How to Deliver the Disaster-Resilient Infrastructure that Asia Needs

Disaster resilient infrastructure will create economic benefits while decreasing suffering. Photo: ADB
Disaster resilient infrastructure will create economic benefits while decreasing suffering. Photo: ADB

By Steven Goldfinch

Governments in Asia and the Pacific should consider the direct and indirect benefits of resilient infrastructure, including losses avoided and economic and development benefits even when disaster doesn’t strike.

Droughts, storms, heatwaves, floods, and other impacts are becoming increasingly complex and more difficult to manage. If left unchecked, they will erode development progress made in recent decades and create a future that is increasingly uncertain and deeply unequal.

 In urban areas, exposure to climate and geophysical hazards, such as earthquakes and volcanic eruptions, are already widespread across Asia and the Pacific. Between 2004 and 2020, developing countries in Asia incurred losses of over $500 billion from disasters, affecting 2.1 billion people. The World Meteorological Organization reported in 2021 that the number of weather-related disasters has increased by a factor of five over a 50-year period (1970-2019), driven by climate change, more extreme weather, and improved reporting.

Potential losses due to earthquakes also rise as the concentration of economic activity increases in exposed areas.

Against the backdrop of increasing risk is a recognition that Asia and the Pacific needs to invest $26 trillion from 2016 to 2030, in infrastructure, or $1.7 trillion a year, to maintain its growth momentum, eradicate poverty, and respond to climate change. Of total climate-adjusted investment needs over 2016–2030, $14.7 trillion will be for power and $8.4 trillion for transport, according to an assessment by ADB.

Governments need to act now to invest in risk-informed infrastructure. Bearing in mind that infrastructure can have a long lifespan,  investments in resilient infrastructure will be critical in shaping economic and environmental sustainability. There is growing evidence that low-carbon and resilient investments can deliver stronger economic returns than traditional spending alternatives. But how, where, and when these investments are made will be a determining factor in the region’s resilience to disaster and climate risk.

For Asia and the Pacific to achieve its sustainable development aspirations, it’s time to re-think the current approach to infrastructure.

Examining these three areas will help governments reduce disaster risk to infrastructure while reducing potential risk from infrastructure downstream, leading to more resilient services:

Understand and account for the benefits of resilience more fully. This means moving beyond a narrow consideration of disaster risk in planning and prioritization of infrastructure investments at the asset level to consider systems’ or users’ resilience. There is a need to assess the benefits of the investment not only in terms of the potential to reduce disaster losses, but also consider enhanced economic development, and wider co-benefits including in social development.

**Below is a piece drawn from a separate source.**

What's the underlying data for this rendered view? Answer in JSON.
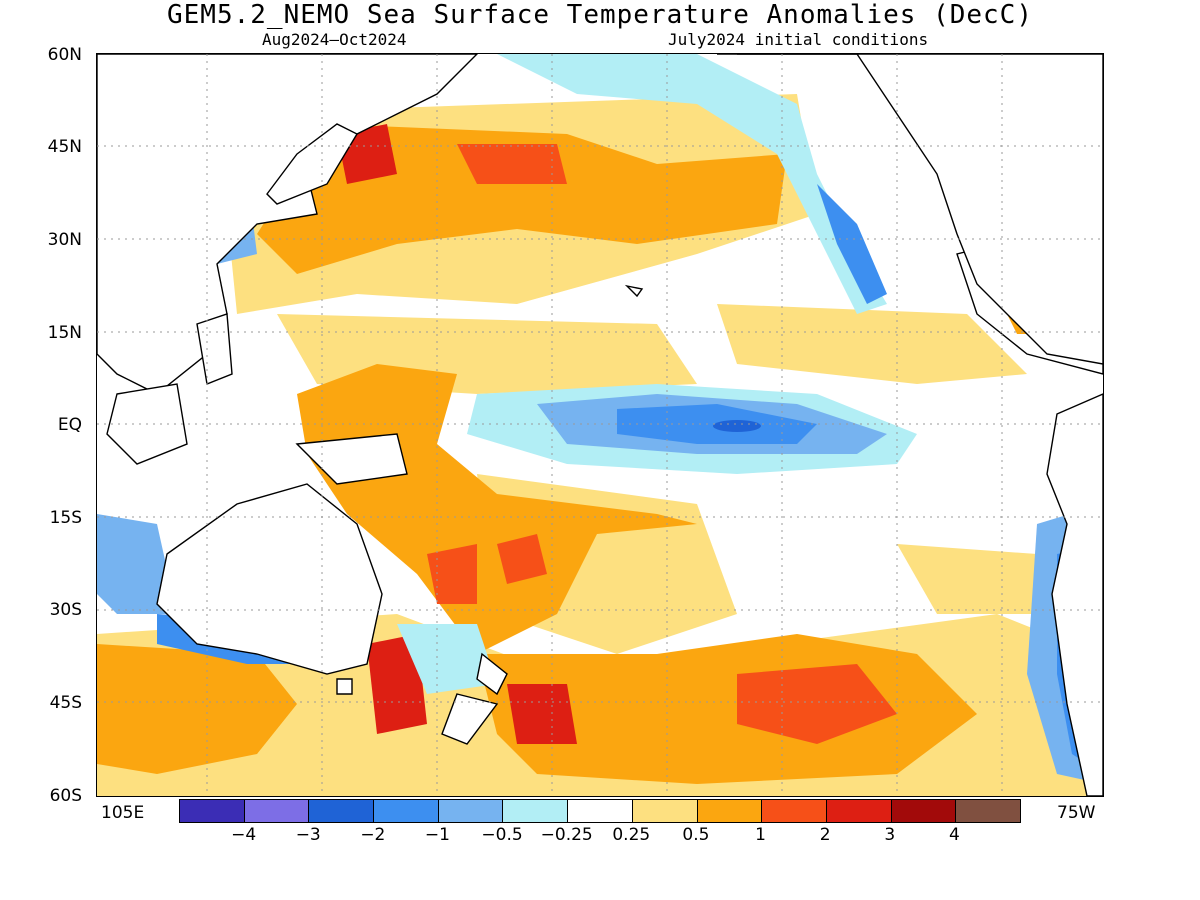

Improve risk information. There is a clear gap between the ‘global’ case for resilient infrastructure and the realities at the local level.  Insufficient data and a limited understanding of current and future risk can result in an under-investment in resilience, where higher capital or operational costs are perceived to exceed intangible, long-term, and uncertain benefits of infrastructure that is resilient to disasters. Enhanced decision making requires more spatially granular information on risk, accounting for future demographic, economic and climate scenarios, and expressed in relevant socio-economic terms.

Enhance coordination across decision makers. Recognizing the interconnected nature of infrastructure systems across spatial, sectoral, economic and societal areas can improve outcomes. Early coordination between sectors, owners and operators provides an opportunity to create a shared vision for resilience objectives and build a common understanding of relevant hazards and their impacts. Investment decisions taken at a cross-sectoral level can give a better consideration to system-wide costs and benefits, including those which cross spatial and sectoral boundaries.

There is a need to advance practical and risk-informed solutions to strengthen resilience across the infrastructure cycle from planning and designing, to financing, operation and maintenance, and scalability. 

Integrating disaster and climate resilience into infrastructure planning enables decision makers to take a broader view of how disaster risk and climate change will affect future infrastructure needs. They can then design investments that address interconnections and increase resilience in a way that cannot be achieved by looking at projects in isolation.

The starting point is to take a new approach to assessing infrastructure investments, including critically looking at traditional cost-benefit analysis and related models to take account more fully of the risks and benefits of resilience. 

 For Asia and the Pacific to achieve its sustainable development aspirations, it’s time to re-think the current approach to infrastructure.

This requires greater consideration of the direct and indirect benefits of resilient infrastructure in planning and investment decisions, factoring in avoided losses after a disaster, as well as economic and the development co-benefits that occur in the absence of a disaster.